RELATED APPLICATIONS

This application claims priority of U.S. Provisional Patent Applications Ser. No. 60/570,200 filed May 12, 2004; Ser. No. 60/606,717 filed Aug. 31, 2004; Ser. No. 60/625,276 filed Nov. 5, 2004; Ser. No. 60/642,319 filed Jan. 7, 2005; and Ser. No. 60/665,958 filed Mar. 29, 2005, which are incorporated herein by reference.

FIELD OF THE INVENTION

The present invention relates in general to gene suppression and in particular to gene suppression through delivery of double-stranded RNA or small hairpin RNA targeting an over-expressed protein within a subject.

BACKGROUND OF THE INVENTION

RNA interference (RNAi) is the process whereby messenger RNA (mRNA) is degraded by small interfering RNA (siRNA) derived from double-stranded RNA (dsRNA) containing an identical or very similar nucleotide sequence to that of the target gene. (Waterhouse 2001; Hutvagner and Zamore 2002a and 2002b; Lewis 20020132788; Lewis 20030092180; Kreutzer 20040038921; Scaringe 20040058886).

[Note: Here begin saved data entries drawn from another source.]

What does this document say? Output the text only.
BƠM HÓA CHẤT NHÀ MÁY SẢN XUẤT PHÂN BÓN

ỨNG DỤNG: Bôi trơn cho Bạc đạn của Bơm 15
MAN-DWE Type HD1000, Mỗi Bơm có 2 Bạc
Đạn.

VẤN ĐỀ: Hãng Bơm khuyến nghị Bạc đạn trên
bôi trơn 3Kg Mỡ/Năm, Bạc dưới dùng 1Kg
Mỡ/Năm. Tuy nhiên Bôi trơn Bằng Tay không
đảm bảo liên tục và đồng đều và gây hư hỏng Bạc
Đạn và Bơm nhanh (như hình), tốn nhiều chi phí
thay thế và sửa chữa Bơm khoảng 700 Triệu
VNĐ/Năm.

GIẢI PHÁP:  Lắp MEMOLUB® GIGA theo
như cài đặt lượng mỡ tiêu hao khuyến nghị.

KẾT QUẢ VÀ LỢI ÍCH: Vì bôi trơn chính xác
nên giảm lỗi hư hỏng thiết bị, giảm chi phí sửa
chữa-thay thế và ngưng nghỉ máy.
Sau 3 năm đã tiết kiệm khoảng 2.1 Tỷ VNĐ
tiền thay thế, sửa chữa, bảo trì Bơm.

This process prevents the production of the protein encoded by the targeted gene. Allele-specific silencing of dominant disease genes can be accomplished (Miller 2003).

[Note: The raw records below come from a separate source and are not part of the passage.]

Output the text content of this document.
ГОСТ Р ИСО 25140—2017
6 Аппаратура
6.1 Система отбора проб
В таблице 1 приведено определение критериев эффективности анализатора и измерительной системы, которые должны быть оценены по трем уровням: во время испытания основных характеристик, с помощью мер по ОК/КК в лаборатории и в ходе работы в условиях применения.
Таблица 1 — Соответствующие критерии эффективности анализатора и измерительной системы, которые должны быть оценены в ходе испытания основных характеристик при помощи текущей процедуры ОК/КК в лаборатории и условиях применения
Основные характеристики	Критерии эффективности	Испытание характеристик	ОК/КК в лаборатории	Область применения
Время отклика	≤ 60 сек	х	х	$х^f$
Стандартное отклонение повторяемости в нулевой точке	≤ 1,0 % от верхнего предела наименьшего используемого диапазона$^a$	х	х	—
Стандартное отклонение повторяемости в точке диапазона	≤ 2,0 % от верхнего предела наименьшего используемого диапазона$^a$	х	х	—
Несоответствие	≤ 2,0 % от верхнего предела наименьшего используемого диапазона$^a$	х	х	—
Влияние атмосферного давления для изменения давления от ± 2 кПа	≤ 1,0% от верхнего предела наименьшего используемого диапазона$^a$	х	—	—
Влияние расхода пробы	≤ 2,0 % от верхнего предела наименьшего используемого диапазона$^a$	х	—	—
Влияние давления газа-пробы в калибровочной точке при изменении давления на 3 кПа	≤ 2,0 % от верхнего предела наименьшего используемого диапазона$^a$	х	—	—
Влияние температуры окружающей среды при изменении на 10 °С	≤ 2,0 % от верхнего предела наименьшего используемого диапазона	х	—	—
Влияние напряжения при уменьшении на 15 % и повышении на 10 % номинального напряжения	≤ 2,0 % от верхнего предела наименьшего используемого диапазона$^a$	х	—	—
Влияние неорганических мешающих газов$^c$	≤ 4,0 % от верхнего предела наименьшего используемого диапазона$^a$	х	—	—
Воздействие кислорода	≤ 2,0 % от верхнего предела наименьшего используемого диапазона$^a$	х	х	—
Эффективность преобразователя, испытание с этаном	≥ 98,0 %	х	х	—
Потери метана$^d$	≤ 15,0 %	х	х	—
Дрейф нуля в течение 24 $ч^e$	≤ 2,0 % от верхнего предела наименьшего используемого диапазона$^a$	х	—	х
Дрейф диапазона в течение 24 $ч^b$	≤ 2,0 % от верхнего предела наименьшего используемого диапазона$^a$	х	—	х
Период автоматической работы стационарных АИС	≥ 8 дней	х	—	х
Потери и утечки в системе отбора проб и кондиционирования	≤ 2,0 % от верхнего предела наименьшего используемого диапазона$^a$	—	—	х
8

The benefits of preventing specific protein production in mammals include the ability to treat disease caused by such proteins. Such diseases include those that are caused directly by such a protein such as multiple myeloma which is caused by harmful concentrations of a monoclonal immunoglobulin as well as diseases in which the protein plays a contributory role such as the effects of inflammatory cytokines in asthma.

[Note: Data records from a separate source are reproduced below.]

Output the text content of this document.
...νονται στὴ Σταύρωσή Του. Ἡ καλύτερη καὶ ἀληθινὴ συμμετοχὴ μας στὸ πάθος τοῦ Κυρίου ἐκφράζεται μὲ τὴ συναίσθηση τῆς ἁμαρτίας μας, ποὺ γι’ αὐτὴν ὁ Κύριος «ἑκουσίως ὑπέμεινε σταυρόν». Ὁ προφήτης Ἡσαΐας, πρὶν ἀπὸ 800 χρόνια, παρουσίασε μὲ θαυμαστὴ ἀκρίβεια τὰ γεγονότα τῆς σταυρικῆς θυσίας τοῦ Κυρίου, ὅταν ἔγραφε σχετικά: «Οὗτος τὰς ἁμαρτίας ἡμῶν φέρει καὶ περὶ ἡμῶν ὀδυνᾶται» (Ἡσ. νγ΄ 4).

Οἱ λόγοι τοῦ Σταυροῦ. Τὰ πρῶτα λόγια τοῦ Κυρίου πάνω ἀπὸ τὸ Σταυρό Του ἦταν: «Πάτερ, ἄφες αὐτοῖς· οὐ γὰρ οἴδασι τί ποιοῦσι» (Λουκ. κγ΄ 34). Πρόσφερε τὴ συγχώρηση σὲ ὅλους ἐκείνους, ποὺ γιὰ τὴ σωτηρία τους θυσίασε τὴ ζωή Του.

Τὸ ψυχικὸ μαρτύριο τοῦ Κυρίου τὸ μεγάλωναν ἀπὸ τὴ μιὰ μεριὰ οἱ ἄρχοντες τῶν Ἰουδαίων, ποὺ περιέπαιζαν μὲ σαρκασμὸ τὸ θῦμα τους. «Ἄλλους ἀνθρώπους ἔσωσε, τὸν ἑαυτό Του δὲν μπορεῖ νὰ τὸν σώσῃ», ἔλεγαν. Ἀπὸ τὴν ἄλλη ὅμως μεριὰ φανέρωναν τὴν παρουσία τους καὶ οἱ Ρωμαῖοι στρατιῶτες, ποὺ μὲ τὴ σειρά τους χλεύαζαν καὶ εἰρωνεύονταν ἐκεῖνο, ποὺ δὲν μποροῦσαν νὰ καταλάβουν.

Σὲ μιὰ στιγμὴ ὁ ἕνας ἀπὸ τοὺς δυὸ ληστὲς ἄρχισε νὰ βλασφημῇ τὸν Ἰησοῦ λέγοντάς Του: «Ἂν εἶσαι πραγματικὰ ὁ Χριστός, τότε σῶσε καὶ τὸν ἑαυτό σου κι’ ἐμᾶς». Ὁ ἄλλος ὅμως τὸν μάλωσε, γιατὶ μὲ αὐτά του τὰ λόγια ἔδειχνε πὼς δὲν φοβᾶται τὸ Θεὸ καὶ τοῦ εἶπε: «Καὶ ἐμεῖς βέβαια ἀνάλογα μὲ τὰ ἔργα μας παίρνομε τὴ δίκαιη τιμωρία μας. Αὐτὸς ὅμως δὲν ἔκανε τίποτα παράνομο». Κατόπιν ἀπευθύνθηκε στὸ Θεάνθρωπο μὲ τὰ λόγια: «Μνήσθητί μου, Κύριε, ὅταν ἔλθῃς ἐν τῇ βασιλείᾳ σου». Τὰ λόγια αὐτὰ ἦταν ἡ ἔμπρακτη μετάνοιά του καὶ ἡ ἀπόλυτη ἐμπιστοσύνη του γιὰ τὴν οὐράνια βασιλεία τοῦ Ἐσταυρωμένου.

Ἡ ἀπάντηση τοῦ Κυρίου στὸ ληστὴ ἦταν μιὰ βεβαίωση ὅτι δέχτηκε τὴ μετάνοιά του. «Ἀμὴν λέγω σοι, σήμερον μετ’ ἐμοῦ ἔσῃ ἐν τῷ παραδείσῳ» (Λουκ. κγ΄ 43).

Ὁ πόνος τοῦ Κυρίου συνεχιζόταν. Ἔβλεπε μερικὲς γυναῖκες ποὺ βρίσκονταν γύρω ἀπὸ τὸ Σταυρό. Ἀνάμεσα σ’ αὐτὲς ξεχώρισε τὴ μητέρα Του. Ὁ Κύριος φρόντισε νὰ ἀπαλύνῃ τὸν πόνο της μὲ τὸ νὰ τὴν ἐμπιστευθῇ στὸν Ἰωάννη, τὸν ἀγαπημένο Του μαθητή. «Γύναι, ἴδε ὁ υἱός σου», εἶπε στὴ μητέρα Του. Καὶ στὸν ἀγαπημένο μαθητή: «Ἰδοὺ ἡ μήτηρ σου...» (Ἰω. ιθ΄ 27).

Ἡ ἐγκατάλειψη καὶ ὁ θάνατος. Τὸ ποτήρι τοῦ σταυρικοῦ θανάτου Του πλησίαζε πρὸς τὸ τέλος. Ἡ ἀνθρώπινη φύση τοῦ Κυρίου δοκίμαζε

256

Introduction of dsRNA into mammalian cells induces an interferon response which causes a global inhibition of protein synthesis and cell death. However, dsRNA several hundred base pairs in length have been demonstrated to be able to induce specific gene silencing following cellular introduction by a DNA plasmid (Diallo M et al. Oligonucleotides 2003).

SUMMARY OF THE INVENTION

A composition includes long or short double-stranded RNA (dsRNA) bonded to a cell surface receptor specific ligand. The ligand-bound long or short dsRNA is optionally adsorbed to a histone, RDE-4 protein, or protamine to facilitate internalization by the targeted cell. The dsRNA is then hydrolyzed by Dicer, an RNAse III-like ribonuclease, thereby releasing siRNA that silences the target gene. The cell surface receptor specific ligand is a natural peptide, natural protein, or a protein such as an immunoglobulin fragment that is engineered to bind to the targeted receptor. The cell surface receptor specific ligand is bound to dsRNA by disulfide, heterobifunctional cross linker, hydrazone, phosphoramidate, phosphorothioate, or phosphodiester bonding. The internalization of the ligand-bound dsRNA is optionally facilitated by the incorporation of a membrane-permeable arginine-rich peptide, pentratin, transportan, or transportan deletion analog into the ligand or attachment of such a peptide to the ligand.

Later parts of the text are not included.